Last-Chance Sprint Earns Trip to Orlando

01/08/24

Last-Chance Sprint Earns Trip to Orlando

By Barbara Huebner

At Mile 25 of the 2023 California International Marathon (CIM), Michael Duggan was in trouble. He’d built up a buffer of about 20 seconds in his quest to hit the time needed to qualify for the 2024 U.S. Olympic Team Trials – Marathon (2:18:00), but for the past two miles his pace had slowed and he was seeing his dream slip away.
Let’s cut to the chase: Duggan, 26, earned not only his Olympic Trials Qualifier but also the distinction of being the last man to do so in his last chance: CIM was December 3; the deadline was December 5.

As if the homestretch sprint against the clock wasn’t enough, the drama continued past the finish line.

CIM was Duggan’s eighth race at the distance, after doing the Vermont City Marathon in Burlington as his first in 2019 just two weeks after his final track competition for Northeastern University. (He cites breaking 15 minutes for 5,000 meters as the highlight of his Husky career.) With that 2:42:42 marathon debut he qualified for Boston; he then slashed that to 2:27:53 in finishing 5th in the 2021 Providence Marathon.

“Maybe in the next couple of years, I could chip away at the time,” thought the Mansfield, Massachusetts, native as he began to look down the road at a possible OTQ.
Duggan’s first try was at the BMW Berlin Marathon last September.

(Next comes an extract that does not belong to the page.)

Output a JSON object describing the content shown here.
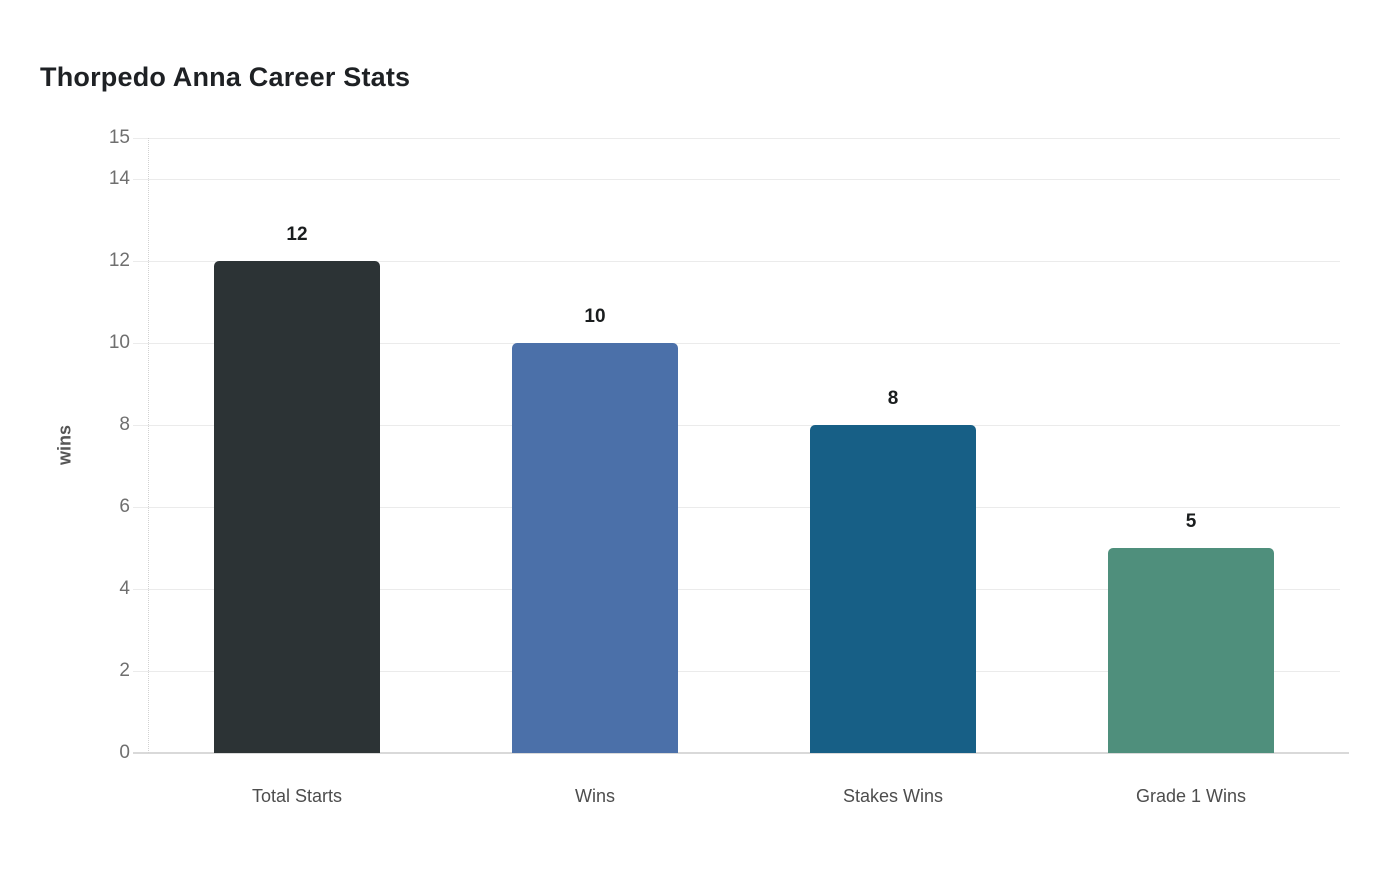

After training all summer with the Bat City Track Club in Austin, Texas, where he now works as a treasury analyst at Sunpower, he arrived in Germany 48 hours before the race. Apparently underestimating the effects of jet lag, he struggled from the start and came nowhere near qualifying. After what he called that “massive” failure, he set his sights on a last-ditch attempt at CIM.

There, after slowing in Miles 23 and 24 to lose his time cushion – “I was pretty much at the breaking point” – Duggan was able to pick the pace back up for the last mile before an all-out sprint to the finish as the clock ticked down before his anxious eyes.

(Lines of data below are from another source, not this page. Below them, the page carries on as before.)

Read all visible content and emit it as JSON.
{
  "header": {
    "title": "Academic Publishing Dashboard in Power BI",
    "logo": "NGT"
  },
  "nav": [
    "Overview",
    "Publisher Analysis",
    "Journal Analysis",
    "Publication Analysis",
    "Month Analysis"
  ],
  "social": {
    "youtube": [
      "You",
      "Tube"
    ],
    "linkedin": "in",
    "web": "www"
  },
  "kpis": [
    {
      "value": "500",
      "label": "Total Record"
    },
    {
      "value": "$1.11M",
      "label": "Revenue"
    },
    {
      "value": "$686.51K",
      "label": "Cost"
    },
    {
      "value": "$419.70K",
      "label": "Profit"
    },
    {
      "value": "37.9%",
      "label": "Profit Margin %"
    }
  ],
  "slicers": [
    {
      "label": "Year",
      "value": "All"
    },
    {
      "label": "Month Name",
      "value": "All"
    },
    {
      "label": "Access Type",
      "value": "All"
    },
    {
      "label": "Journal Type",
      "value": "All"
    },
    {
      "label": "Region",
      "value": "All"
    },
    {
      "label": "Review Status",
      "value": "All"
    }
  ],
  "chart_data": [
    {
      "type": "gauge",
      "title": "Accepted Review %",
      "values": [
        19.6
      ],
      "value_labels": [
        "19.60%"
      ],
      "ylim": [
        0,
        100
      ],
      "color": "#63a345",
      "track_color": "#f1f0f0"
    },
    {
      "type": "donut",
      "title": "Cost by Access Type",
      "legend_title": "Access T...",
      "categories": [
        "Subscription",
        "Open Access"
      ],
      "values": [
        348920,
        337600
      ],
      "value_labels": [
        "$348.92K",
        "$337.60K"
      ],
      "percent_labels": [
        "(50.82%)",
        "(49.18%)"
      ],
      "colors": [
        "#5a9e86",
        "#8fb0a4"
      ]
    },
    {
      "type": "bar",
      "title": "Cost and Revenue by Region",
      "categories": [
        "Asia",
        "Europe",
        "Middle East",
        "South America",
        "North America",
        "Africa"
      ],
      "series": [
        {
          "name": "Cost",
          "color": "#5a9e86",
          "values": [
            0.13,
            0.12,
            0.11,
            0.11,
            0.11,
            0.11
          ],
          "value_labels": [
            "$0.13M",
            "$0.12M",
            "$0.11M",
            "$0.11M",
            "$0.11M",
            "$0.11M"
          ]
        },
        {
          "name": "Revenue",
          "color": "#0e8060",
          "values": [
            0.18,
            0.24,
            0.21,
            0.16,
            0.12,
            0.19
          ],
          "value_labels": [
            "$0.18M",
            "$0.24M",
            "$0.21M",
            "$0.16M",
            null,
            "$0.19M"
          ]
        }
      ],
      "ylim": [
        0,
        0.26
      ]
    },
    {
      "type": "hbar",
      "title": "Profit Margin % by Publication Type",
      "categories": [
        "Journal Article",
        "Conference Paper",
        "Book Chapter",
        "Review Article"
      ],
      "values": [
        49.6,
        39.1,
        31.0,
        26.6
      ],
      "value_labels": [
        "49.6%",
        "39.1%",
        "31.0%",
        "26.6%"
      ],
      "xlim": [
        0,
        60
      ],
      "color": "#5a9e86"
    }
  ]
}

He crossed the line, and someone draped him in a blanket with writing on it that he was too exhausted to grasp. He kept asking everyone – spectators, officials, fellow finishers, “just anybody” – if he had made the cutoff.

In the family meeting area, he finally encountered a college friend who commented that his “U.S Olympic Team Trials QUALIFIER” blanket was really cool. That and a cell phone tracker came to his psychic rescue. Finally, he believed.

“They were able to show me on the screen exactly what I did,” he said.

What he did was finish in 2:17:59, an OTQ by one second. Not much of a cushion, but a soft landing nonetheless.
Asked a few weeks later how it felt to be the last qualifier on the last day, Duggan said: “I feel really lucky and grateful. At least I wasn’t the guy behind me.”